Dos horas y media después de su traslado a los calabozos de la comisaría rusa, el doctor Salvatierra y el agente del CNI eran conducidos de nuevo a las oficinas del piso superior. Allí, el mismo policía que los envío a la celda en actitud abiertamente áspera ahora se deshacía en atenciones. Javier comprendió que la mano del FSB andaba detrás de ese cambio de conducta, alguien del CNI debía haberse puesto en contacto con el servicio secreto ruso y todo quedó aclarado en poco tiempo. El policía, que sospechaba que había metido la pata al encerrar a dos personas con tan buenos contactos en el Kremlin, agachaba la cabeza una y otra vez y pedía perdón con una sonrisa de bobalicón ebrio.

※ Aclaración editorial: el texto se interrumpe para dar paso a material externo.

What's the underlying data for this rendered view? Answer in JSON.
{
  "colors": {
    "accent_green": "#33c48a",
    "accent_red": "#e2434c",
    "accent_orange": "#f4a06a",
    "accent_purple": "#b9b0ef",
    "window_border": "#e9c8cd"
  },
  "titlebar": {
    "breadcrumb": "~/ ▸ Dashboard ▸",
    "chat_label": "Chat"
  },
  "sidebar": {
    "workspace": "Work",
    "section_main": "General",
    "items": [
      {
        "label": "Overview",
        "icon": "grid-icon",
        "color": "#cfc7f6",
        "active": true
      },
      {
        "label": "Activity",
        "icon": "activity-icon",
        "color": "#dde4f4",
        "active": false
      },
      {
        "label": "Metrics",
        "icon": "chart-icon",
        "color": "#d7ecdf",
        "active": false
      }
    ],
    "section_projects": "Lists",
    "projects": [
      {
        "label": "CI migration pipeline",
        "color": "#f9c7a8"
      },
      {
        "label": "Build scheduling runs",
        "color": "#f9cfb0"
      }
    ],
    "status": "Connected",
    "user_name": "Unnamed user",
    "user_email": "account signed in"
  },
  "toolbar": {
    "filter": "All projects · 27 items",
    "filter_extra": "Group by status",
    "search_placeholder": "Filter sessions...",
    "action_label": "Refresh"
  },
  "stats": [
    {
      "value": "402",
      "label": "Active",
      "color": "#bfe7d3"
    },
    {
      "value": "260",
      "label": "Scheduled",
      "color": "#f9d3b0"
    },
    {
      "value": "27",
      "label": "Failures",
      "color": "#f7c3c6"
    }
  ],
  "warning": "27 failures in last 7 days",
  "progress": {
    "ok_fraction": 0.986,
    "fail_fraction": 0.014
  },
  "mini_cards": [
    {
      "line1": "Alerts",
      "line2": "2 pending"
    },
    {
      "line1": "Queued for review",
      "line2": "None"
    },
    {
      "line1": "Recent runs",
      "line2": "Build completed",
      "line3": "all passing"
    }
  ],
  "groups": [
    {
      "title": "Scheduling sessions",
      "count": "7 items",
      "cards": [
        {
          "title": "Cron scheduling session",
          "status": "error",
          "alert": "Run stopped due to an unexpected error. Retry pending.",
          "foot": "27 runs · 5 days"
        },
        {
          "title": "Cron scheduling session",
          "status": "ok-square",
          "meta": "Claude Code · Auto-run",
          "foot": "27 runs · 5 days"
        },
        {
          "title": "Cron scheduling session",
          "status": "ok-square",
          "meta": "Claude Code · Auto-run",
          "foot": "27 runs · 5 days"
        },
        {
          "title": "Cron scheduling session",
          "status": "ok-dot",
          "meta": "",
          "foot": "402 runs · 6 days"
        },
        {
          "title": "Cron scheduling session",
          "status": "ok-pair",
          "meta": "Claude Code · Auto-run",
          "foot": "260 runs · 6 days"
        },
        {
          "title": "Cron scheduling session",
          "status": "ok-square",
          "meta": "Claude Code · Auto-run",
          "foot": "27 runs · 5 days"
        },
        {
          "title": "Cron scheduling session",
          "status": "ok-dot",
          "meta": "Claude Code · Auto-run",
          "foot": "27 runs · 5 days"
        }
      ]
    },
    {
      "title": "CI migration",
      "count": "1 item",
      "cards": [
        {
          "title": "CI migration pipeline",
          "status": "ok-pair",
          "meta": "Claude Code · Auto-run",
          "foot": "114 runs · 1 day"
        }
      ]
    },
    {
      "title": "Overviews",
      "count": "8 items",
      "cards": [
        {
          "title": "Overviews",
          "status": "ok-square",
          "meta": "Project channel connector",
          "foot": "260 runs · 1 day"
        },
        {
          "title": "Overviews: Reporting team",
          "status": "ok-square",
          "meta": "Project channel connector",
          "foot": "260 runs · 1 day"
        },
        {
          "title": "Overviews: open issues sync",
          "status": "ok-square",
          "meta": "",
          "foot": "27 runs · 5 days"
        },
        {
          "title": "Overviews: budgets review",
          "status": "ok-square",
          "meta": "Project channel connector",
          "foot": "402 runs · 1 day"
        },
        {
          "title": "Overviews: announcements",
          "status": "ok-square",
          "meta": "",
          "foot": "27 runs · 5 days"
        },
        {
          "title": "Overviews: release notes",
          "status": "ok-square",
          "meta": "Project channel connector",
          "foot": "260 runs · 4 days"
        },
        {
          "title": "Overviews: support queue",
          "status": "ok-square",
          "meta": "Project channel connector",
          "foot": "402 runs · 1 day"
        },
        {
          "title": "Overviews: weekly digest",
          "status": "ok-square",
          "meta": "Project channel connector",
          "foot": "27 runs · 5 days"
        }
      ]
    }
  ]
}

El agente del CNI dio por finalizado el episodio, se apresuró a recoger sus cosas, estrechó con gesto displicente la mano del ruso y dio media vuelta para escapar de aquel desastre cuanto antes. Sin embargo, el doctor Salvatierra no se movió.

—Quiero que suelte a esa joven —le espetó al policía manteniéndole la mirada. El intérprete lo miró sin comprender. No sabía a quién se refería pero tradujo sus palabras con una voz neutra.

A Javier se le transformó la cara. Cuando parecía que todo se estaba solucionando y podía reemprender la misión encomendada, al médico le daba por alterar los planes.

—No creo que sea necesario.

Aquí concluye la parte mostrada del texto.